The Most Disparate IMDB Credits

Bob Clark directed both Porky’s and A Christmas Story. That would be quite the double bill.

Plus, Black Christmas, Baby Geniuses, Ransom of Red Chief, Rhinestone — the man was all over the map with some respectable work.

Good info! I was not aware of that whole story. But yeah Spielberg’s involvement was obvious.

In the '90s, there was a sketch comedy show in Seattle which launched the careers of Bill Nye and Joel McHale. One of the cast members was Bob Nelson, who played a bitter children’s show host.

That’s the same Bob Nelson who was nominated for an Oscar for writing the screenplay for Nebraska in 2013.

Peter Jackson made some movies of questionable taste early in his career, like Meet the Feebles, which was an R-rated take on a troupe of theatrical puppets, very much like The Muppet Show. If it wasn’t done with puppets, it would have been rated X. Then he came to Hollywood and made the Lord of the Rings films.

For disparate in time, there’s Harold Russell. He won two Academy Awards for his first role in 1946’s The Best Years of Our Lives, then didn’t appear in another movie until 1980.

Orson Welles did the voiceover for a fundamentalist Christian documentary in 1978 (for the money, not out of conviction) and was the voice of Unicron in the 1986 Transformers movie.

Marilyn Chambers: Soap Box Mommy Model, Porn Star

But NOT the comedian Bob Nelson who became fairly well known in the 80s and 90s. I had to check.

Harlan Ellison wrote TV scripts for Star Trek and Outer Limits, and for the offbeat detective series Burke’s Law. But he also wrote an episode of The Flying Nun.

In addition, he wrote a piece praising the children’s comic book Jingle Jangle Comics from the 1940s that is so completely unlike his other work that it blows you away. Ellison was a comics geek with a huge collection. It’s not surprising that he wrote a two-parter for Marvel comics, spanning The Avengers and The Incredible Hulk (and with a one-eyed character named Psychlop), but that’s what you’d expect from him. Not a Funny Animal appreciation. It’s in the Dick Lupoff’s anthology All in Color for a Dime.

At least three directors known for gritty crime dramas also directed one musical comedy:

  • Carol Reed: Oliver!
  • Sidney Lumet: The Wiz
  • John Huston: Annie

Robert Wise still fascinate me. He was assistant to Orson Welles for The Magnificent Ambersons.

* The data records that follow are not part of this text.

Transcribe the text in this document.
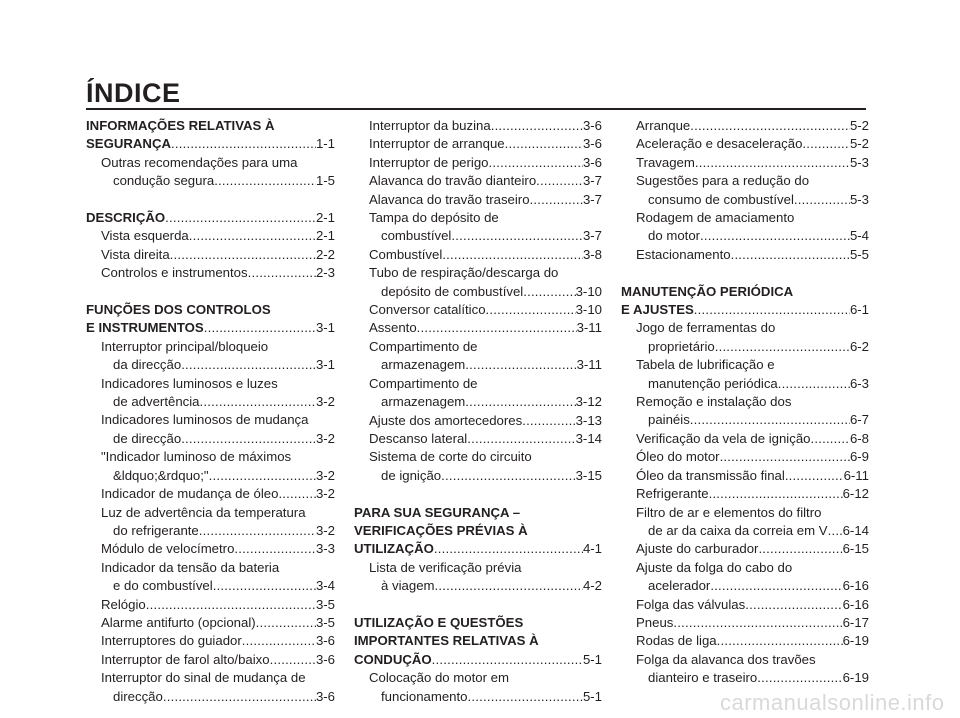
ÍNDICE
INFORMAÇÕES RELATIVAS À
SEGURANÇA .....	1-1
Outras recomendações para uma
condução segura .....	1-5
DESCRIÇÃO .....	2-1
Vista esquerda .....	2-1
Vista direita .....	2-2
Controlos e instrumentos .....	2-3
FUNÇÕES DOS CONTROLOS
E INSTRUMENTOS .....	3-1
Interruptor principal/bloqueio
da direcção .....	3-1
Indicadores luminosos e luzes
de advertência .....	3-2
Indicadores luminosos de mudança
de direcção .....	3-2
"Indicador luminoso de máximos
&ldquo;&rdquo;" .....	3-2
Indicador de mudança de óleo .....	3-2
Luz de advertência da temperatura
do refrigerante .....	3-2
Módulo de velocímetro .....	3-3
Indicador da tensão da bateria
e do combustível .....	3-4
Relógio .....	3-5
Alarme antifurto (opcional) .....	3-5
Interruptores do guiador .....	3-6
Interruptor de farol alto/baixo .....	3-6
Interruptor do sinal de mudança de
direcção .....	3-6
Interruptor da buzina .....	3-6
Interruptor de arranque .....	3-6
Interruptor de perigo .....	3-6
Alavanca do travão dianteiro .....	3-7
Alavanca do travão traseiro .....	3-7
Tampa do depósito de
combustível .....	3-7
Combustível .....	3-8
Tubo de respiração/descarga do
depósito de combustível .....	3-10
Conversor catalítico .....	3-10
Assento .....	3-11
Compartimento de
armazenagem .....	3-11
Compartimento de
armazenagem .....	3-12
Ajuste dos amortecedores .....	3-13
Descanso lateral .....	3-14
Sistema de corte do circuito
de ignição .....	3-15
PARA SUA SEGURANÇA –
VERIFICAÇÕES PRÉVIAS À
UTILIZAÇÃO .....	4-1
Lista de verificação prévia
à viagem .....	4-2
UTILIZAÇÃO E QUESTÕES
IMPORTANTES RELATIVAS À
CONDUÇÃO .....	5-1
Colocação do motor em
funcionamento .....	5-1
Arranque .....	5-2
Aceleração e desaceleração .....	5-2
Travagem .....	5-3
Sugestões para a redução do
consumo de combustível .....	5-3
Rodagem de amaciamento
do motor .....	5-4
Estacionamento .....	5-5
MANUTENÇÃO PERIÓDICA
E AJUSTES .....	6-1
Jogo de ferramentas do
proprietário .....	6-2
Tabela de lubrificação e
manutenção periódica .....	6-3
Remoção e instalação dos
painéis .....	6-7
Verificação da vela de ignição .....	6-8
Óleo do motor .....	6-9
Óleo da transmissão final .....	6-11
Refrigerante .....	6-12
Filtro de ar e elementos do filtro
de ar da caixa da correia em V ..... 6-14
Ajuste do carburador .....	6-15
Ajuste da folga do cabo do
acelerador .....	6-16
Folga das válvulas .....	6-16
Pneus .....	6-17
Rodas de liga .....	6-19
Folga da alavanca dos travões
dianteiro e traseiro .....	6-19
carmanualsonline.info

He did classic science fiction like

The Day the Earth Stood Still (!!)

The Andromeda Strain

Star Trek: The Motion Picture

He directed musicals

West Side Story

Sound of Music

Star!

He did historical dramas

The Sand Pebbles

The Hindenburg

Run Silent Run Deep

Helen of Troy

He did horror

The Haunting

Curse of the Cat People

Audrey Rose

My wife’s parents went to high school with him.

:laughing:

Sheldon Leonard is probably most famous for playing Harry the Horse in Guys and Dolls and bartender Nick in It’s a Wonderful Life. He had a long acting career, playing many tough guys and henchmen. In the 50s he started producing, directing, and writing for TV shows, often working with Danny Thomas. He was the producer of the following shows: The Danny Thomas Show, The Andy Griffith Show, Gomer Pyle: USMC, The Dick Van Dyke Show, and I Spy plus many others.

He’s also credited for inventing the spin-off, and the characters of Leonard and Sheldon on The Big Bang Theory were named after him.